In April 2024 Minister John Cummins announced that a tender had been received for a new engineering building at WIT/SETU Waterford. In December 2024 Minister Cummins announced that the government had sanctioned the development. We still await a commencement, but slow walking Waterford projects is a Fine Gael art form!
Last week, David Cullinane raised the failure of government to fund the N24 and give any indication of support for Waterford Airport. He has remembered that he is a Waterford TD. During the five years of the last government he was silent, to an incredible extent, on Waterford issues. Despite 20,000 first preference votes in 2020, he was abjectly silent on WIT. But then Sinn Fein has never been a friend of that institution. Did its election material in the 2024 election even mention it? Still we rewarded the party that did not speak our name with a second Dáil seat.
To what end? They now point at the deficits and highlight them in the local media, but what are they going to do about them? When will Mary Lou call out the systemic failures to fund the airport, UHW and SETU Waterford in the Dáil for what it is?

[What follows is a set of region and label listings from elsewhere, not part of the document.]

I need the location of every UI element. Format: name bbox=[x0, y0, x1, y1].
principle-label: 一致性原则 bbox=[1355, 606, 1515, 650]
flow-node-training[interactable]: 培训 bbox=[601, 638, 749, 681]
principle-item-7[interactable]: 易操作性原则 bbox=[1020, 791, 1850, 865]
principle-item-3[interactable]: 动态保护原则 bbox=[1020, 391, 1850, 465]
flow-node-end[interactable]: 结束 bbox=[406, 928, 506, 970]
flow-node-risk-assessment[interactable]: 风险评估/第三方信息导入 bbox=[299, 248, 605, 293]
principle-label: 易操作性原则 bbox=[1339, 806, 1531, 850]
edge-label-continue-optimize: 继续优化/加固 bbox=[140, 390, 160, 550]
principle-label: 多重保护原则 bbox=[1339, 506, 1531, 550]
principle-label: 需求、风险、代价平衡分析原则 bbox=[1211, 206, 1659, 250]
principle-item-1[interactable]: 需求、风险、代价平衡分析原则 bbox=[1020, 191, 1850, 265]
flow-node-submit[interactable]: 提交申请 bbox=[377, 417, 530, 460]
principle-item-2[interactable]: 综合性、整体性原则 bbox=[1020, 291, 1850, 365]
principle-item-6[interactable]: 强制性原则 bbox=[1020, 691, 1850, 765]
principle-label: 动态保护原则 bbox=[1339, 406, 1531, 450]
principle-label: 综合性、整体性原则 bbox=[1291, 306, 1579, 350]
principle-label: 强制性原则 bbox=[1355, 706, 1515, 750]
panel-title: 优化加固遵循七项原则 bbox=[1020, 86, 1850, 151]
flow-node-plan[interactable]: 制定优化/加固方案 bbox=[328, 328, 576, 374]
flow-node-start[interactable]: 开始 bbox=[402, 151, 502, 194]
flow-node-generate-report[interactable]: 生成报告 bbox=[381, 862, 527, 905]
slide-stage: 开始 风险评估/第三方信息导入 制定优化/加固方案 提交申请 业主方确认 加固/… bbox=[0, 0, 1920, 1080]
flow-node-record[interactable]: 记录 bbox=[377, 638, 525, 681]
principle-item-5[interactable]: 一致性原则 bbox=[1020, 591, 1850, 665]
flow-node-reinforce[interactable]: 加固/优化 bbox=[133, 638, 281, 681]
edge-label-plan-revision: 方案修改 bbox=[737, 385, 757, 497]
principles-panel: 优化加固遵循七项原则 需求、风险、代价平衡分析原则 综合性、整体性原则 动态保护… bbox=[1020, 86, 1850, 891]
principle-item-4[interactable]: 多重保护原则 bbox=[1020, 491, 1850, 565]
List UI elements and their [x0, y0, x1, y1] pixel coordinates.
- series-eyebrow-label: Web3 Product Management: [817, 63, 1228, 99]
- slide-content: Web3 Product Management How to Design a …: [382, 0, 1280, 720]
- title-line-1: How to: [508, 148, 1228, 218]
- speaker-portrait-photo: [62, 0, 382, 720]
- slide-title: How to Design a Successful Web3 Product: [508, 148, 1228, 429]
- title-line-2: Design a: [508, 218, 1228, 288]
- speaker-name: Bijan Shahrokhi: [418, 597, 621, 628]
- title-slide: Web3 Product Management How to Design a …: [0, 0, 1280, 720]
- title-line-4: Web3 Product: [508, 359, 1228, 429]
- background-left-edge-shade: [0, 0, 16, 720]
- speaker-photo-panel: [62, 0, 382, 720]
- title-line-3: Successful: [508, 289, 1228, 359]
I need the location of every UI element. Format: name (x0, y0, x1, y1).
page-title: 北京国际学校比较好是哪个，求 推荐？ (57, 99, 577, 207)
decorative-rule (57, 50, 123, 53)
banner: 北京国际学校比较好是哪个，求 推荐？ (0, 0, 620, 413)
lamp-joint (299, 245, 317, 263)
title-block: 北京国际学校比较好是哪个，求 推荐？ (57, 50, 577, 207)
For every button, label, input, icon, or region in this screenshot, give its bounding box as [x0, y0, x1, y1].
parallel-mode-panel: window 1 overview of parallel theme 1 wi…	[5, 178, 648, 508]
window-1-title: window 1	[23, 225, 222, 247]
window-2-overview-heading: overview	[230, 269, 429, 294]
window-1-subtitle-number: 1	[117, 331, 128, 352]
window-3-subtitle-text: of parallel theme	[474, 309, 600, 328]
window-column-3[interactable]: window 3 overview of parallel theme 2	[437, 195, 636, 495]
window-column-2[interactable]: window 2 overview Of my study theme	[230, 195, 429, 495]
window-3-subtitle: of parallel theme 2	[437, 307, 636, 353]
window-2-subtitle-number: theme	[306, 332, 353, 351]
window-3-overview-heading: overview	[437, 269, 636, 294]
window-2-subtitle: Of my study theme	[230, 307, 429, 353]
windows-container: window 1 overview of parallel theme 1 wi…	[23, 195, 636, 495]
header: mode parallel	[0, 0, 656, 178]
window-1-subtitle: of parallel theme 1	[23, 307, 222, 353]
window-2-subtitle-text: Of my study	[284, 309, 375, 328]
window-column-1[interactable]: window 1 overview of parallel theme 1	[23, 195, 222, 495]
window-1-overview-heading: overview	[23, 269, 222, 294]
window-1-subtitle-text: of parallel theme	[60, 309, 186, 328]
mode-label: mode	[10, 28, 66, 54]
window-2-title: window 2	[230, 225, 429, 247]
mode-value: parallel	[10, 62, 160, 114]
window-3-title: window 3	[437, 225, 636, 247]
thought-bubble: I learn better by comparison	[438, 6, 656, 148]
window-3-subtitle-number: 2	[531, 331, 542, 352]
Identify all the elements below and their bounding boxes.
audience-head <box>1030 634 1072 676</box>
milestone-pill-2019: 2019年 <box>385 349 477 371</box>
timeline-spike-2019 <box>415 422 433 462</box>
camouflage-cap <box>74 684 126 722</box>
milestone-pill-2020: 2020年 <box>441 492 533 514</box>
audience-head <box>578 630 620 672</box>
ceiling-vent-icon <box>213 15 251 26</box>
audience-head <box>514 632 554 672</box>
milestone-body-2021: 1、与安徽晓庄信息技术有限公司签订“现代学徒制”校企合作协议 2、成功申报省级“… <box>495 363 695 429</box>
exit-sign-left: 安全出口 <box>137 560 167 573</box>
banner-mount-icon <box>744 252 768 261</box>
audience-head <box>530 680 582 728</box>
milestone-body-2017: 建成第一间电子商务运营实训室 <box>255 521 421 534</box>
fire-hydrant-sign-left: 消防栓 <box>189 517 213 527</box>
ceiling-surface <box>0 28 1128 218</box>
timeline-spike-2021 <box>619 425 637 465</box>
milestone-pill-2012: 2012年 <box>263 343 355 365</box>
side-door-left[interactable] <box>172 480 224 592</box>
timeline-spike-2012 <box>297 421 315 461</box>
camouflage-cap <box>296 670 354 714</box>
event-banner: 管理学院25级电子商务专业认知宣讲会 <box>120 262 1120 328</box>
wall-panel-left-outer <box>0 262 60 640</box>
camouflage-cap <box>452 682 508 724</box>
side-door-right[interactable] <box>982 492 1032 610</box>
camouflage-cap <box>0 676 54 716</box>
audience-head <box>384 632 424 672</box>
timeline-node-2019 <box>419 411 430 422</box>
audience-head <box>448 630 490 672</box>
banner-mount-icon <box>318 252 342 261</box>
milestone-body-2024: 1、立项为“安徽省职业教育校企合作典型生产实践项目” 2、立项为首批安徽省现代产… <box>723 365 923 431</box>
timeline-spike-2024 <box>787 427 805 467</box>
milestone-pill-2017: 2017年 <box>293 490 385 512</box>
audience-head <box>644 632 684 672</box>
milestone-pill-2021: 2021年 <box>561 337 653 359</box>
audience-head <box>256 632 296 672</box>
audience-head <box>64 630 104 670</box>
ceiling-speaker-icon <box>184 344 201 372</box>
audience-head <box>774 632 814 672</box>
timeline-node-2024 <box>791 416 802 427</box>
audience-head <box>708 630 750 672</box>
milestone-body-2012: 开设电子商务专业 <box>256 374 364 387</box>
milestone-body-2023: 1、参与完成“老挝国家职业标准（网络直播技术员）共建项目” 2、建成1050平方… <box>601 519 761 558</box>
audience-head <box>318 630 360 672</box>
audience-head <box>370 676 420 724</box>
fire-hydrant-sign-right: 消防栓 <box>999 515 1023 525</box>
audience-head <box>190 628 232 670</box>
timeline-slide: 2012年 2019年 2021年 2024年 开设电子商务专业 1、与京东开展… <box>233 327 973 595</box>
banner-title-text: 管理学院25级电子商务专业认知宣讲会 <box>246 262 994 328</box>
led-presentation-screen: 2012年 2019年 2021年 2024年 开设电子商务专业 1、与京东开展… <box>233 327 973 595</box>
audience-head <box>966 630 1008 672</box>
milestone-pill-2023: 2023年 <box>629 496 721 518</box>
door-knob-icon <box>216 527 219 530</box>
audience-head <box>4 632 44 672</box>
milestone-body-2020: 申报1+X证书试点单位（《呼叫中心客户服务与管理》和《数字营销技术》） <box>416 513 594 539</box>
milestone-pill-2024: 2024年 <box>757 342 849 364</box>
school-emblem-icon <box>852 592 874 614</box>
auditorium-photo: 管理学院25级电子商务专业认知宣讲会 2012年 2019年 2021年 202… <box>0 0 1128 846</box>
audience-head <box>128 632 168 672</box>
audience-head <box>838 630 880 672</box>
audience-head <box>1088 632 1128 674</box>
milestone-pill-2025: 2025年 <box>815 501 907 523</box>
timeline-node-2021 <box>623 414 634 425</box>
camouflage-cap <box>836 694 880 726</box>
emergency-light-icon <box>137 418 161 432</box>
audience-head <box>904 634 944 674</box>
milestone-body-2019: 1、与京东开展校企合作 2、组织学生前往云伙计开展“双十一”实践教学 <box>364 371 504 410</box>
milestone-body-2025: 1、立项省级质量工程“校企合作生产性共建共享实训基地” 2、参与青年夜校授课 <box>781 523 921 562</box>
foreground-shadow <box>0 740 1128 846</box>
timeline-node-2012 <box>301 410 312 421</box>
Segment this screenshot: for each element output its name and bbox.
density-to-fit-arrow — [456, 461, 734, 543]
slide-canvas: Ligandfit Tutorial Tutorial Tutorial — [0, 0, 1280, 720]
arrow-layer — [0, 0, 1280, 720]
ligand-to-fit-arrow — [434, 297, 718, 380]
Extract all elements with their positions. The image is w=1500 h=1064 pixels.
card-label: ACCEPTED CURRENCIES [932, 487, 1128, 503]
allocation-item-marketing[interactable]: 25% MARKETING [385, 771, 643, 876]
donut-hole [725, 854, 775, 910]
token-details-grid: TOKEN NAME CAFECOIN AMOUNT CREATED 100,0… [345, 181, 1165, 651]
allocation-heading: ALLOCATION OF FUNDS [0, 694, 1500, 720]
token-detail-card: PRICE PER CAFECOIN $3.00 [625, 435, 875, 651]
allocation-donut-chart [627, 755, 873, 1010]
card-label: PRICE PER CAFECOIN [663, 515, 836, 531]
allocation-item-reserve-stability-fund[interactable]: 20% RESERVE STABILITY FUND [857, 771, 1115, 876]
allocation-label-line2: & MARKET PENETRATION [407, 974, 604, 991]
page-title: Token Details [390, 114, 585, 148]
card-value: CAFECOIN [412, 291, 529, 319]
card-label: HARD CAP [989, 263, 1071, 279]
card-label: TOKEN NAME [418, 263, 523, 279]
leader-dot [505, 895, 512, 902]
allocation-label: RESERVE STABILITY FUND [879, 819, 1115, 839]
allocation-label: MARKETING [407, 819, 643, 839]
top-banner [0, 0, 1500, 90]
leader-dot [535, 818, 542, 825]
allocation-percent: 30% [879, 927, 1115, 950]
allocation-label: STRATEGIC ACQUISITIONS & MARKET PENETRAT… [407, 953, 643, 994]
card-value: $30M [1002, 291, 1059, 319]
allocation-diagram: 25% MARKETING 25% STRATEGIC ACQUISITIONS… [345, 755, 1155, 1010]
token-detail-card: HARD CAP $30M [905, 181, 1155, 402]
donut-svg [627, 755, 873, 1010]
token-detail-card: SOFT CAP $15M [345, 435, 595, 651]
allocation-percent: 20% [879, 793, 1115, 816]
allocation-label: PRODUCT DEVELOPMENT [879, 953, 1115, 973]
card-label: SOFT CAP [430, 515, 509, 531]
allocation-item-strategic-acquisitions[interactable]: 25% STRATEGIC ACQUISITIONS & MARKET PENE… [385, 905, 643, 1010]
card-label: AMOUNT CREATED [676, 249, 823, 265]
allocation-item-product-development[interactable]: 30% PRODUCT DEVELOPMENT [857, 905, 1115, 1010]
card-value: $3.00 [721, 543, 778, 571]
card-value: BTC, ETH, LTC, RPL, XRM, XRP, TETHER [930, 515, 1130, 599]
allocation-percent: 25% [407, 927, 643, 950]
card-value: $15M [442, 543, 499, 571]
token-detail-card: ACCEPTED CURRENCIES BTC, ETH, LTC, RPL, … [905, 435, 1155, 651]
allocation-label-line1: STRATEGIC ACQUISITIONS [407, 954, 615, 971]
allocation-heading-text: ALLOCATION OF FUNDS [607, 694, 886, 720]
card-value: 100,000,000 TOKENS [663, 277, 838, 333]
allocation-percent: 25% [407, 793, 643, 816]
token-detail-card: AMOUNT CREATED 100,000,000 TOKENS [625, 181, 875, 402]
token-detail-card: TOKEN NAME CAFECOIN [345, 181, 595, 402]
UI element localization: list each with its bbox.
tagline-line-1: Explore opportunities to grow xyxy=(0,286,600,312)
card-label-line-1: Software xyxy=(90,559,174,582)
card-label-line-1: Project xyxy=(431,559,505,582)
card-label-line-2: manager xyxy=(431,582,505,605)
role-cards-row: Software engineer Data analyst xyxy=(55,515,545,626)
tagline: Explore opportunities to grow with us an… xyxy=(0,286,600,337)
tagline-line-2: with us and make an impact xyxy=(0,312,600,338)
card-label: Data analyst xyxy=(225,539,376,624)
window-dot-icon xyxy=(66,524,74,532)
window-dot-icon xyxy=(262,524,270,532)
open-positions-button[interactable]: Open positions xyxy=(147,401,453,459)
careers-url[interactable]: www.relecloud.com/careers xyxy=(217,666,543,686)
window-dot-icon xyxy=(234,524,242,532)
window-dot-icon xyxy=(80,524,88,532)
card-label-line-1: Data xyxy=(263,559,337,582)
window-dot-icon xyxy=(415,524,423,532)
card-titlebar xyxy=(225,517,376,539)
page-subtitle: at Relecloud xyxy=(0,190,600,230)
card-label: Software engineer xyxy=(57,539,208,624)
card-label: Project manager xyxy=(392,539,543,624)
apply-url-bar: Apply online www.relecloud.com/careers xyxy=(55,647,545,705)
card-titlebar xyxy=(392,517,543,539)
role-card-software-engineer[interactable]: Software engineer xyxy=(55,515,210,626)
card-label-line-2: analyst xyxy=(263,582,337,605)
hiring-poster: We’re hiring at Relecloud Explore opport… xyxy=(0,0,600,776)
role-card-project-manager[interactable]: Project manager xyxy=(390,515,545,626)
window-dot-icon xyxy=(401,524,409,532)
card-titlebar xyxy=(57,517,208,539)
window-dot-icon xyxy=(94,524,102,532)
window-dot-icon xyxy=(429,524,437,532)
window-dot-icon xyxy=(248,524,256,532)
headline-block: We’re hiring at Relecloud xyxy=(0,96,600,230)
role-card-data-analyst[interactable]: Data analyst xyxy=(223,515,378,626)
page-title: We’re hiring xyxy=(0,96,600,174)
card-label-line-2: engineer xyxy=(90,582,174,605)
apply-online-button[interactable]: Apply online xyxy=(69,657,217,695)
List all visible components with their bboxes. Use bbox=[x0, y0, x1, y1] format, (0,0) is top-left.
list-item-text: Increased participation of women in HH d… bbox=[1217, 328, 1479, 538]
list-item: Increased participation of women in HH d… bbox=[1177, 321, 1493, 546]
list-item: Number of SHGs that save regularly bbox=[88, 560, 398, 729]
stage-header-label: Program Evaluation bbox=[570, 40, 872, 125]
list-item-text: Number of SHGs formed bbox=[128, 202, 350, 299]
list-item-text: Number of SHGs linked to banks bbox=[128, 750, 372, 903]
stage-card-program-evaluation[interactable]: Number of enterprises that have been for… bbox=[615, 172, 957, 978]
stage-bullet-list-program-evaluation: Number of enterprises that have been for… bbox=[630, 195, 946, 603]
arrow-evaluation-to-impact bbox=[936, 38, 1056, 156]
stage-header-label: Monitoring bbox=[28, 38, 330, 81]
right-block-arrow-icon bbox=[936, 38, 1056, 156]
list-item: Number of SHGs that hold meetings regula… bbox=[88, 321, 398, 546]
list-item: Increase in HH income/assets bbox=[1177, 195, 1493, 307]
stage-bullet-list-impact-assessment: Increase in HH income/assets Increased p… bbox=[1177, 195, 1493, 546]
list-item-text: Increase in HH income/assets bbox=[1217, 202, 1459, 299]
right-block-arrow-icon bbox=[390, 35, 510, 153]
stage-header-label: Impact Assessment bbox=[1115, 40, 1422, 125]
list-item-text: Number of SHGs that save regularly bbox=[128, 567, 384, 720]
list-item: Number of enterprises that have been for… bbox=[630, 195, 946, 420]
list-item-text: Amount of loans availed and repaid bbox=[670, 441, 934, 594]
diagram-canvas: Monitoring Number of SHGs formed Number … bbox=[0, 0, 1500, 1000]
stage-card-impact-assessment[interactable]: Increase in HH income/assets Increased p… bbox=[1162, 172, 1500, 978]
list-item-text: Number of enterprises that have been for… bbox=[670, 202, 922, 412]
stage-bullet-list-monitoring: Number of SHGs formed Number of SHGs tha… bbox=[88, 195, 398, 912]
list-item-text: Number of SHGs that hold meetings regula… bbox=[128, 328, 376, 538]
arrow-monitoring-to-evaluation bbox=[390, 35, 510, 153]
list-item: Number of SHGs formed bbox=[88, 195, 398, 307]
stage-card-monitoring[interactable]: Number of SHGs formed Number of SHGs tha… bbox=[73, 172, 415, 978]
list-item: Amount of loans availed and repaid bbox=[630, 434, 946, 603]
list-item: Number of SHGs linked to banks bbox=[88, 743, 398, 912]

When will she be on national TV and radio demanding equity for Waterford?
Anyway, failure to fund our airport is incomprehensible. The tiniest investment would secure Waterford Airport but it is subjected to a government funding regime of abnormal severity, in order not to support it.
It’s always amazing that delay is our fault, the airport board, the business plan, the financial arrangements, while the contemptible delay and endless process inflicted on us by ministers and their mandarins, is rarely questioned. Our government reps seem unable to make a stand for Waterford, being tied so firmly to their parties that independent action, heaven forbid, is impossible, and now, with the Trumpian tariffs, and cries for “belt-tightening and careful selection of projects” being heard, who knows how we will fare?
Legendary US financier Warren Buffett uses three words: “And then what?” when a particular course of action is proposed. They are useful in making people think out the repercussions of any particular chain of events.
Government won’t fund the airport? And then what? Staff will be laid off, support services will be discontinued. And then what? The helicopter rescue service will be unable to function. And then what? The rescue service will move to Cork. And then what? Weeping and gnashing of teeth from the political sheep grazing in these parts when they knock on your door looking for votes? And then what? We vote to reelect them again?
What is it they say about insanity and doing the same thing?